While one of the most expensive photographic papers available, this type of print (prior to being face-mounted) is still far less costly than a finished, ready to hang metal or acrylic face-mounted print. The downside of course is that photographic paper prints like FujiFlex need to be mounted to some form of substrate and framed prior to being displayed. Especially true with larger photographic prints greater than 30" wide, this additional cost of mounting and framing brings the final cost up to or even in some cases surpassing the cost of a finished metal or acrylic print. As a result, photographic paper prints like FujiFlex make up less than 10% of my annual print sales. I would much rather see my customers spend their hard earned money on larger, higher quality artwork then to dump needless costs into expensive eternal framing.
2. ChromaLuxe Sublimation Metal Prints
A relatively new technology, sublimation prints produced with ChromaLuxe panels are a favorite of many photographers and there are good reasons for this excitement. By infusing dyes directly into specially coated aluminum sheeting, ChromaLuxe offers a print medium showing results that are outstandingly clear and vibrant with exceptional detail. They are fade, water and scratch resistant. ChromaLuxe prints are also lightweight and are produced with a float mount arriving ready to hang with no additional framing required. The ChromaLuxe Metal prints that I offer can be produced with an additional 2mm styrene backboard and black museum mount for greater weight and a more polished, gallery quality look.
The combination of all of these benefits is the reason I recommend ChromaLuxe Metal Prints to a large majority of my business clients. When artwork may come in contact with the general public, the durability of ChromaLuxe is hard to beat and the lightweight nature of this material makes display and transportation a breeze, even for non-professionals. That being said, ChromaLuxe prints make up just over 20% of the work that I sell to my clients around the world.
Unfortunately, there are a few undeniable issues that must be taken into account when using ChromaLuxe for your fine art prints. The first and most critical of these is the possibility of innacurate color reproduction. While most colors can be produced close to the original image file there are others, most notably the color green, that simply give poor results to the non-discerning eye. Extremely fine details are also lost in some cases during the sublimation process, especially apparent in smaller scale prints.

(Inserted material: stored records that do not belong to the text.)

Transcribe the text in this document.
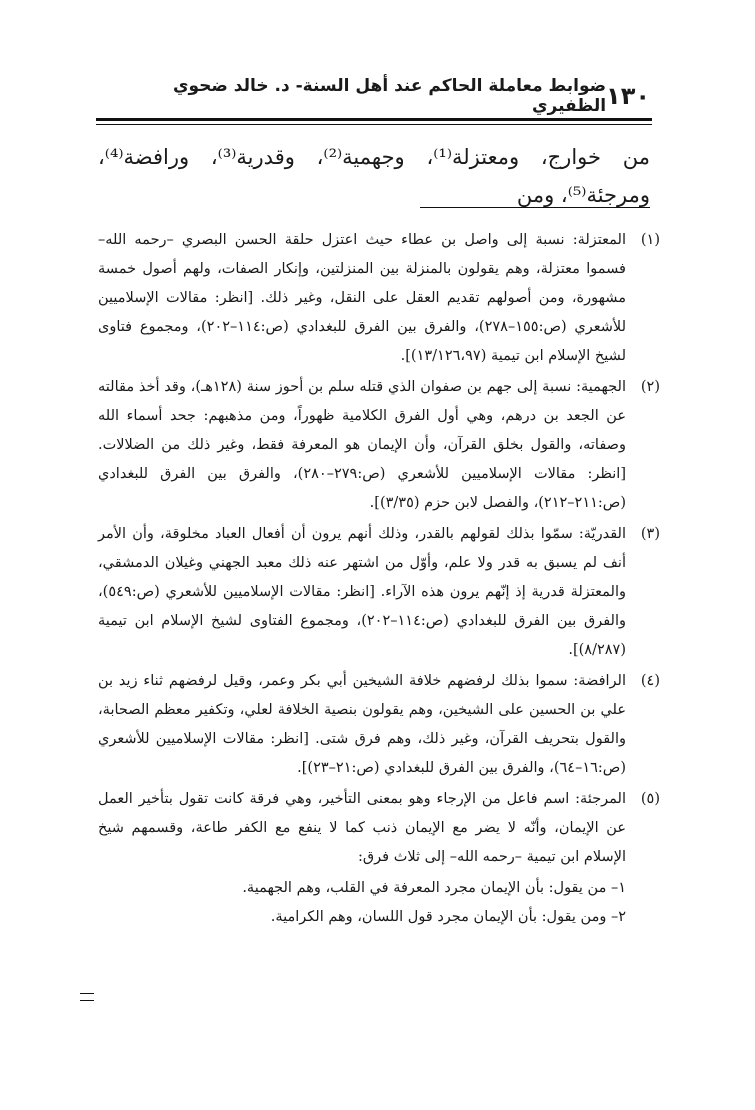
١٣٠
ضوابط معاملة الحاكم عند أهل السنة- د. خالد ضحوي الظفيري
من خوارج، ومعتزلة⁽¹⁾، وجهمية⁽²⁾، وقدرية⁽³⁾، ورافضة⁽⁴⁾، ومرجئة⁽⁵⁾، ومن
(١)
المعتزلة: نسبة إلى واصل بن عطاء حيث اعتزل حلقة الحسن البصري –رحمه الله– فسموا معتزلة، وهم يقولون بالمنزلة بين المنزلتين، وإنكار الصفات، ولهم أصول خمسة مشهورة، ومن أصولهم تقديم العقل على النقل، وغير ذلك. [انظر: مقالات الإسلاميين للأشعري (ص:١٥٥–٢٧٨)، والفرق بين الفرق للبغدادي (ص:١١٤–٢٠٢)، ومجموع فتاوى لشيخ الإسلام ابن تيمية (١٣/١٢٦،٩٧)].
(٢)
الجهمية: نسبة إلى جهم بن صفوان الذي قتله سلم بن أحوز سنة (١٢٨هـ)، وقد أخذ مقالته عن الجعد بن درهم، وهي أول الفرق الكلامية ظهوراً، ومن مذهبهم: جحد أسماء الله وصفاته، والقول بخلق القرآن، وأن الإيمان هو المعرفة فقط، وغير ذلك من الضلالات. [انظر: مقالات الإسلاميين للأشعري (ص:٢٧٩–٢٨٠)، والفرق بين الفرق للبغدادي (ص:٢١١–٢١٢)، والفصل لابن حزم (٣/٣٥)].
(٣)
القدريّة: سمّوا بذلك لقولهم بالقدر، وذلك أنهم يرون أن أفعال العباد مخلوقة، وأن الأمر أنف لم يسبق به قدر ولا علم، وأوّل من اشتهر عنه ذلك معبد الجهني وغيلان الدمشقي، والمعتزلة قدرية إذ إنّهم يرون هذه الآراء. [انظر: مقالات الإسلاميين للأشعري (ص:٥٤٩)، والفرق بين الفرق للبغدادي (ص:١١٤–٢٠٢)، ومجموع الفتاوى لشيخ الإسلام ابن تيمية (٨/٢٨٧)].
(٤)
الرافضة: سموا بذلك لرفضهم خلافة الشيخين أبي بكر وعمر، وقيل لرفضهم ثناء زيد بن علي بن الحسين على الشيخين، وهم يقولون بنصية الخلافة لعلي، وتكفير معظم الصحابة، والقول بتحريف القرآن، وغير ذلك، وهم فرق شتى. [انظر: مقالات الإسلاميين للأشعري (ص:١٦–٦٤)، والفرق بين الفرق للبغدادي (ص:٢١–٢٣)].
(٥)
المرجئة: اسم فاعل من الإرجاء وهو بمعنى التأخير، وهي فرقة كانت تقول بتأخير العمل عن الإيمان، وأنّه لا يضر مع الإيمان ذنب كما لا ينفع مع الكفر طاعة، وقسمهم شيخ الإسلام ابن تيمية –رحمه الله– إلى ثلاث فرق:
١– من يقول: بأن الإيمان مجرد المعرفة في القلب، وهم الجهمية.
٢– ومن يقول: بأن الإيمان مجرد قول اللسان، وهم الكرامية.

Because a transfer paper is taped down to the ChromaLuxe panel and a heat press used during production, minor slippage of the transfer paper and "overcooking" the print is possible. Due to the relatively simple printing process, there are many "quick print" photo labs out there turning out poor quality prints that often times aren't even looked over for quality control. Finally, due to the way the substrate is produced by the manufacturer, in rare cases, metal prints can chip and flake, ruining a beautiful piece of art with no possible way to repair it. Because of the potential downsides of producing metal prints as fine art, when asked which print medium I ultimately recommend, my answer is always Lumachrome Acrylic Face Mounted Prints.